ROME — Americans have Philip Marlowe and Raymond Chandler. Britons have Sherlock Holmes and Arthur Conan Doyle. And Italians have Salvo Montalbano and Andrea Camilleri.
Camilleri, a bespectacled, gravel-voiced 83-year-old, has become a national character as beloved as his Montalbano, a shrewd, resolutely Sicilian police commander who solves crimes in the fictional town of Vigata.
Remarkably, Camilleri's career didn't take off until he was nearly 70, when he retired as a playwright and screenwriter. Since then, he has published an astonishing 40-plus books and sold 20 million copies internationally, inspiring a series of made-for-TV movies and, in Sicily, guided tours and a statue of his sleuth.
It's not unusual for Camilleri to have two or three titles atop European bestseller lists at once. In addition to the Montalbano mysteries, he writes works of historical fiction full of humor and a virtuoso command of dialect.

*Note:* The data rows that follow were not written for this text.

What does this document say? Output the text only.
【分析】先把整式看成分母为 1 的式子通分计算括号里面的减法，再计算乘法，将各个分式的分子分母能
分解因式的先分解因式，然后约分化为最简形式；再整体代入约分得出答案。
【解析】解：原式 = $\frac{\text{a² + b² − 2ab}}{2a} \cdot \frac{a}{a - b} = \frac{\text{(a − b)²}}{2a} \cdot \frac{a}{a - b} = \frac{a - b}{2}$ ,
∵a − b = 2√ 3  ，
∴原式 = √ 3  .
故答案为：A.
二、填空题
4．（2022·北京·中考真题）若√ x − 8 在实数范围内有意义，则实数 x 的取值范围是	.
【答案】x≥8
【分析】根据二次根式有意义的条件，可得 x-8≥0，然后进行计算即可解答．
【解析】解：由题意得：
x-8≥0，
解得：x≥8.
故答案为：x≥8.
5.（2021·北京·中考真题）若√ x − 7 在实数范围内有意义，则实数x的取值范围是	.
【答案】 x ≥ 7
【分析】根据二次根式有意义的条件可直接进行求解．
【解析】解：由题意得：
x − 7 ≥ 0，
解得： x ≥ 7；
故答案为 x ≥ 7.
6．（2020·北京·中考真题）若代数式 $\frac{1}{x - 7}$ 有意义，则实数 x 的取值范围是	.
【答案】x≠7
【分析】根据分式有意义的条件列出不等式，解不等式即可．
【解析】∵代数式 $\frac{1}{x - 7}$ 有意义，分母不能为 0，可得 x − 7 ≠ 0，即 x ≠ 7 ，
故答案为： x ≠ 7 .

At an age when most people tend to focus on scheduling medical visits, he gets up every day at 6 a.m. in his comfortable apartment here, showers, dresses and gets to work. And enjoys himself enormously.
"I spent 30 years in television, theater, where you must have great physical energy," he says in a study decorated by images of comic-strip hoodlums. "In theater it's a 24-hour day. . . . I am accustomed to this kind of rhythm. In fact, writing relaxes me."
Craggy features, a bald dome and a longish fringe of white hair give the author the look of an ancient eagle. His speech and movements are jovial and deliberate. He's a chain-smoker, a habit he describes as "imbecilic."
"On the other hand, I have made it to 83," he says. "Maybe if I quit cigarettes today, I would drop dead."
Camilleri, the son of a coast guard officer, was born in Porto Empedocle in southwestern Sicily, near the ruins of the Greek temples of Agrigento.
Sicily's legacy
Despite stereotypes of the island, more than half of the best Italian writers of the last 120 years have been Sicilian, says Stephen Sartarelli, an American poet who is Camilleri's translator. They have included Nobel laureate Luigi Pirandello, a playwright, and Leonardo Sciascia, a cerebral, politically engaged novelist.
This is the result of a cultivated intellectual class, a folk-tale tradition and a dark reality that, as in Latin America or Russia, lend themselves to fiction, Sartarelli says.